Şunu en başta ifade etmek lazım: Gerek birey olarak gerekse kolektif olarak toplumsal alanda ben varım diyen Müslümanların değişik özelliklere sahip toplumsal katmanlar arasında kendini konumlandıracağı yer zaafa uğratılmışların, mazlumların yanıdır. Müslümanlar bu konudaki pratikleri noktasında vahyi çizgide olmadıkları müddetçe Allah'ın ve resulünün bu konudaki tutumunu ilkesel anlamda bilmelerinin çok fazla bir önemi olmayacaktır. İslamda esas olan doğru ilkeler üzerine bina edilmiş pratiklerdir.

Bu konudaki pratikler Müslüman şahıslar ve İslami cemaatler açısından turnusol işlevi görmektedir. İster yerel, ister genel isterse de küresel ölçekte olsun Müslümanların yeri ezilmişlerin yanıdır ezenlerin değil. Birtakım küçük hesaplar peşinde koşarak müstekbirlere yakınlaşma derdinde olanlar vahyin ve resulüllah'ın (s.a.v) çizgisinde olmadıklarını bilmelidirler. Müslümanların (!!) müstekbirlerin yanında yer aldığını gören mazlumlar ve mustazaflar onlara asla güvenmeyeceklerdir.

Müslümanların öncelikle yaşadıkları coğrafyanın istikbarlarına karşı net bir söylemleri olmalıdır. Her ne sebeple olursa olsun onları hoş göstermek, temiz göstermek tarzında bir söylem ve tutum içinde olmamaları gerekir. Velev ki zalimlerin arada bir yaptıkları iyi şeyler olsa da bu tutumları değişmemelidir.

Gerek birey olarak her bir müslümanın gerekse topluluk olarak her bir cemaatın bu konuyla ilgili pratiklerini gözden geçirmeleri, gerekli muhasebeleri yapmaları eğer varsa bir yanlışlık bunu düzeltmeleri en elzem bir tutumdur. Çünkü bu bu pratik Müslümanlar için geçiştirilebilecek basit bir amel değildir ve maslahat icabı olmasa da olur türünden değerlendirmelere konu olamayacak türden kimliksel bir meseledir.

 " Zulmedenlere meyletmeyin.

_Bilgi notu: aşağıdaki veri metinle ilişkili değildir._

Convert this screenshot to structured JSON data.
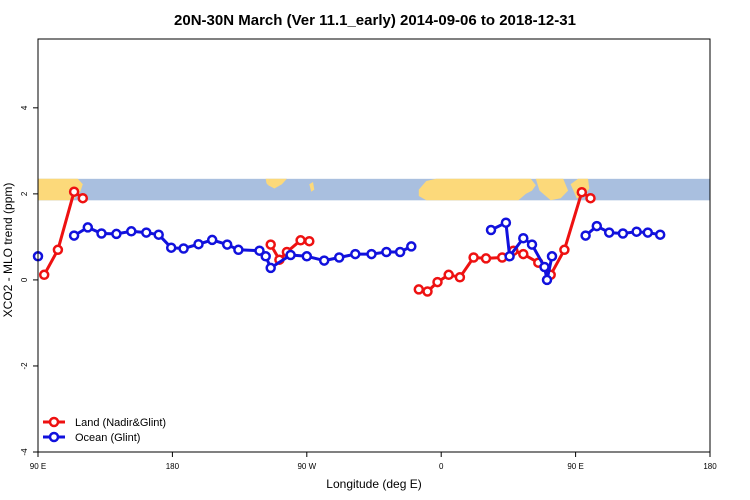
{
  "chart_data": {
    "type": "line",
    "title": "20N-30N March (Ver 11.1_early)   2014-09-06 to 2018-12-31",
    "xlabel": "Longitude (deg E)",
    "ylabel": "XCO2 - MLO trend (ppm)",
    "xlim": [
      -90,
      180
    ],
    "ylim": [
      -4.0,
      5.6
    ],
    "xticks": [
      {
        "value": -90,
        "label": "90 E"
      },
      {
        "value": -36,
        "label": "180"
      },
      {
        "value": 18,
        "label": "90 W"
      },
      {
        "value": 72,
        "label": "0"
      },
      {
        "value": 126,
        "label": "90 E"
      },
      {
        "value": 180,
        "label": "180"
      }
    ],
    "yticks": [
      {
        "value": -4,
        "label": "-4"
      },
      {
        "value": -2,
        "label": "-2"
      },
      {
        "value": 0,
        "label": "0"
      },
      {
        "value": 2,
        "label": "2"
      },
      {
        "value": 4,
        "label": "4"
      }
    ],
    "grid": false,
    "legend_position": "bottom-left",
    "map_band": {
      "ymin": 1.85,
      "ymax": 2.35,
      "ocean_color": "#a9bfdf",
      "land_color": "#fcd97a"
    },
    "series": [
      {
        "name": "Land (Nadir&Glint)",
        "color": "#ee1111",
        "segments": [
          [
            [
              -87.5,
              0.12
            ],
            [
              -82.0,
              0.7
            ],
            [
              -75.5,
              2.05
            ],
            [
              -72.0,
              1.9
            ]
          ],
          [
            [
              3.5,
              0.82
            ],
            [
              7.0,
              0.47
            ],
            [
              10.0,
              0.65
            ],
            [
              15.5,
              0.92
            ],
            [
              19.0,
              0.9
            ]
          ],
          [
            [
              63.0,
              -0.22
            ],
            [
              66.5,
              -0.27
            ],
            [
              70.5,
              -0.05
            ],
            [
              75.0,
              0.12
            ],
            [
              79.5,
              0.06
            ],
            [
              85.0,
              0.52
            ],
            [
              90.0,
              0.5
            ],
            [
              96.5,
              0.52
            ],
            [
              101.0,
              0.68
            ],
            [
              105.0,
              0.6
            ],
            [
              111.0,
              0.4
            ],
            [
              116.0,
              0.12
            ],
            [
              121.5,
              0.7
            ],
            [
              128.5,
              2.04
            ],
            [
              132.0,
              1.9
            ]
          ]
        ]
      },
      {
        "name": "Ocean (Glint)",
        "color": "#1111dd",
        "segments": [
          [
            [
              -90.0,
              0.55
            ]
          ],
          [
            [
              -75.5,
              1.03
            ],
            [
              -70.0,
              1.22
            ],
            [
              -64.5,
              1.08
            ],
            [
              -58.5,
              1.07
            ],
            [
              -52.5,
              1.13
            ],
            [
              -46.5,
              1.1
            ],
            [
              -41.5,
              1.05
            ],
            [
              -36.5,
              0.75
            ],
            [
              -31.5,
              0.73
            ],
            [
              -25.5,
              0.83
            ],
            [
              -20.0,
              0.93
            ],
            [
              -14.0,
              0.82
            ],
            [
              -9.5,
              0.7
            ],
            [
              -1.0,
              0.68
            ],
            [
              1.5,
              0.55
            ],
            [
              3.5,
              0.28
            ],
            [
              11.5,
              0.58
            ],
            [
              18.0,
              0.55
            ],
            [
              25.0,
              0.45
            ],
            [
              31.0,
              0.52
            ],
            [
              37.5,
              0.6
            ],
            [
              44.0,
              0.6
            ],
            [
              50.0,
              0.65
            ],
            [
              55.5,
              0.65
            ],
            [
              60.0,
              0.78
            ]
          ],
          [
            [
              92.0,
              1.16
            ],
            [
              98.0,
              1.33
            ],
            [
              99.5,
              0.55
            ],
            [
              105.0,
              0.97
            ],
            [
              108.5,
              0.82
            ],
            [
              113.5,
              0.3
            ],
            [
              114.5,
              0.0
            ],
            [
              116.5,
              0.55
            ]
          ],
          [
            [
              130.0,
              1.03
            ],
            [
              134.5,
              1.25
            ],
            [
              139.5,
              1.1
            ],
            [
              145.0,
              1.08
            ],
            [
              150.5,
              1.12
            ],
            [
              155.0,
              1.1
            ],
            [
              160.0,
              1.05
            ]
          ]
        ]
      }
    ]
  }
}
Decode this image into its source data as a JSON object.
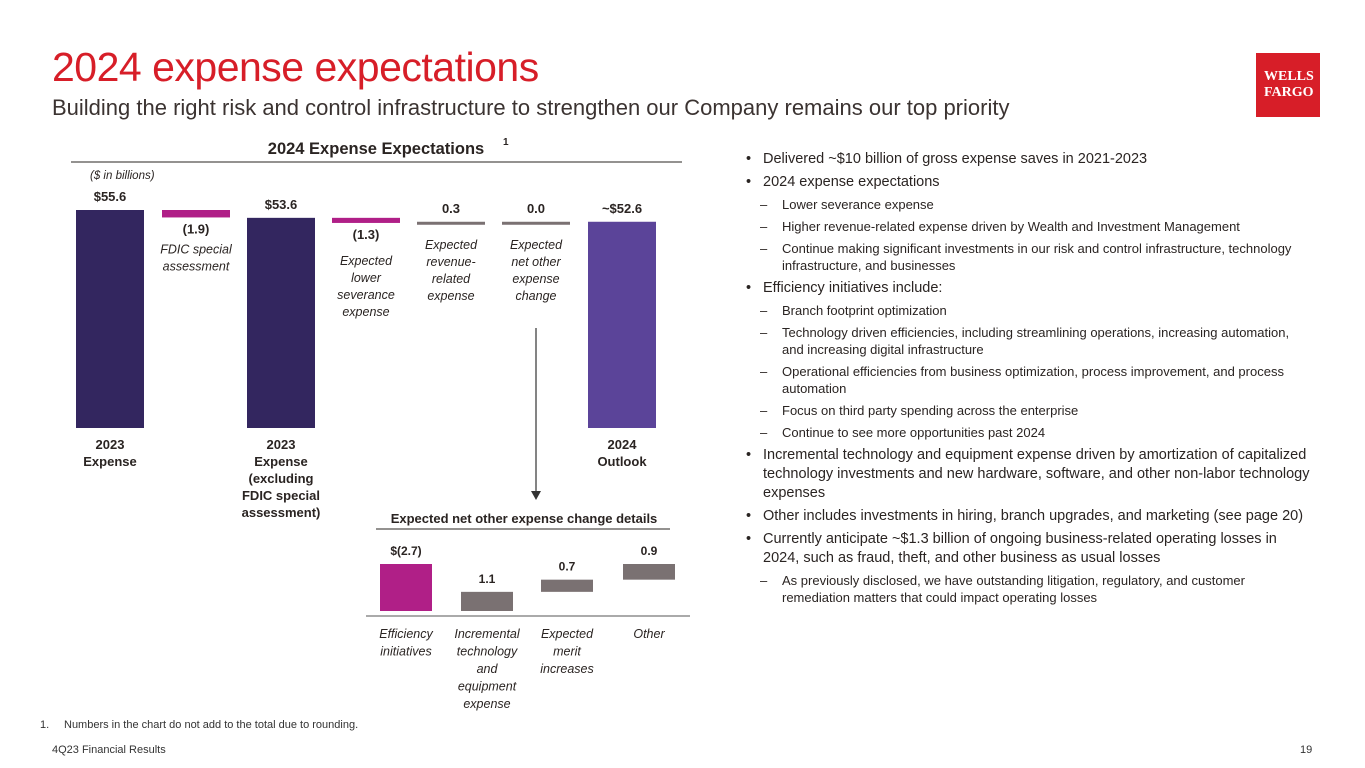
{
  "title": "2024 expense expectations",
  "subtitle": "Building the right risk and control infrastructure to strengthen our Company remains our top priority",
  "logo": {
    "line1": "WELLS",
    "line2": "FARGO"
  },
  "chart_data": [
    {
      "type": "bar",
      "subtype": "waterfall",
      "title": "2024 Expense Expectations",
      "title_superscript": "1",
      "units_note": "($ in billions)",
      "ylim": [
        0,
        56
      ],
      "steps": [
        {
          "kind": "total",
          "value": 55.6,
          "label": "$55.6",
          "category": [
            "2023",
            "Expense"
          ],
          "annotation": [],
          "color": "#33265f"
        },
        {
          "kind": "delta",
          "value": -1.9,
          "label": "(1.9)",
          "category": [],
          "annotation": [
            "FDIC special",
            "assessment"
          ],
          "color": "#b01f87"
        },
        {
          "kind": "total",
          "value": 53.6,
          "label": "$53.6",
          "category": [
            "2023",
            "Expense",
            "(excluding",
            "FDIC special",
            "assessment)"
          ],
          "annotation": [],
          "color": "#33265f"
        },
        {
          "kind": "delta",
          "value": -1.3,
          "label": "(1.3)",
          "category": [],
          "annotation": [
            "Expected",
            "lower",
            "severance",
            "expense"
          ],
          "color": "#b01f87"
        },
        {
          "kind": "delta",
          "value": 0.3,
          "label": "0.3",
          "category": [],
          "annotation": [
            "Expected",
            "revenue-",
            "related",
            "expense"
          ],
          "color": "#7a7172"
        },
        {
          "kind": "delta",
          "value": 0.0,
          "label": "0.0",
          "category": [],
          "annotation": [
            "Expected",
            "net other",
            "expense",
            "change"
          ],
          "color": "#7a7172"
        },
        {
          "kind": "total",
          "value": 52.6,
          "label": "~$52.6",
          "category": [
            "2024",
            "Outlook"
          ],
          "annotation": [],
          "color": "#5b4499"
        }
      ]
    },
    {
      "type": "bar",
      "subtype": "waterfall",
      "title": "Expected net other expense change details",
      "ylim": [
        -2.7,
        0
      ],
      "steps": [
        {
          "value": -2.7,
          "label": "$(2.7)",
          "category": [
            "Efficiency",
            "initiatives"
          ],
          "color": "#b01f87"
        },
        {
          "value": 1.1,
          "label": "1.1",
          "category": [
            "Incremental",
            "technology",
            "and",
            "equipment",
            "expense"
          ],
          "color": "#7a7172"
        },
        {
          "value": 0.7,
          "label": "0.7",
          "category": [
            "Expected",
            "merit",
            "increases"
          ],
          "color": "#7a7172"
        },
        {
          "value": 0.9,
          "label": "0.9",
          "category": [
            "Other"
          ],
          "color": "#7a7172"
        }
      ]
    }
  ],
  "bullets": [
    {
      "text": "Delivered ~$10 billion of gross expense saves in 2021-2023",
      "sub": []
    },
    {
      "text": "2024 expense expectations",
      "sub": [
        "Lower severance expense",
        "Higher revenue-related expense driven by Wealth and Investment Management",
        "Continue making significant investments in our risk and control infrastructure, technology infrastructure, and businesses"
      ]
    },
    {
      "text": "Efficiency initiatives include:",
      "sub": [
        "Branch footprint optimization",
        "Technology driven efficiencies, including streamlining operations, increasing automation, and increasing digital infrastructure",
        "Operational efficiencies from business optimization, process improvement, and process automation",
        "Focus on third party spending across the enterprise",
        "Continue to see more opportunities past 2024"
      ]
    },
    {
      "text": "Incremental technology and equipment expense driven by amortization of capitalized technology investments and new hardware, software, and other non-labor technology expenses",
      "sub": []
    },
    {
      "text": "Other includes investments in hiring, branch upgrades, and marketing (see page 20)",
      "sub": []
    },
    {
      "text": "Currently anticipate ~$1.3 billion of ongoing business-related operating losses in 2024, such as fraud, theft, and other business as usual losses",
      "sub": [
        "As previously disclosed, we have outstanding litigation, regulatory, and customer remediation matters that could impact operating losses"
      ]
    }
  ],
  "footnote": {
    "number": "1.",
    "text": "Numbers in the chart do not add to the total due to rounding."
  },
  "footer": {
    "left": "4Q23 Financial Results",
    "page": "19"
  }
}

Yoksa ateş size dokunur. Sizin Allah'tan başka veliniz yoktur. Sonra yardım göremezsiniz." Hud 11

Hareketlerinin düşünsel zeminini oluştururken Kur'an ve sünnet dışında bir takım ön kabullerle hareket edenler bu alanda en ciddi zafiyetleri gösterenlerdir. Bu zafiyet esasında bir sapmayı ifade eder. Bu sapma hareketin İslamilik vasfını ciddi biçimde tartışılır hale getirir.

Türkiye gerçekliğinde Kur'an'ın  sadece bir kısmına vurgu yaparak bir cemaatleşme sürecine giren ve kendi cemaatlerini kirli insanların liderlik ettiği birtakım siyasi partilerin arka bahçesi haline getirenlerin ortaya koydukları pratiği bir de bu açıdan değerlendirmek gerekir.

Zulmün önderleriyle, yandaşlarıyla ve onların dalkavuklarıyla kol kola girilerek İslami olunmaz. Bu şekilde İslam ancak ters yüz edilir. Bu anlayışla İslam zalimleri meşru göstermenin bir aracı haline getirilir. Bu durum ilahi vahyi kendi mecrasının dışına çıkarır. Allah resulü derken deyim yerindeyse mangalda kül bırakmayanların konu Resulüllah'ın (s.a.v) zulümle mücadelesini içine alan sünneti olduğu zaman nasıl bir zafiyet içine girdiklerini görmek gerekir.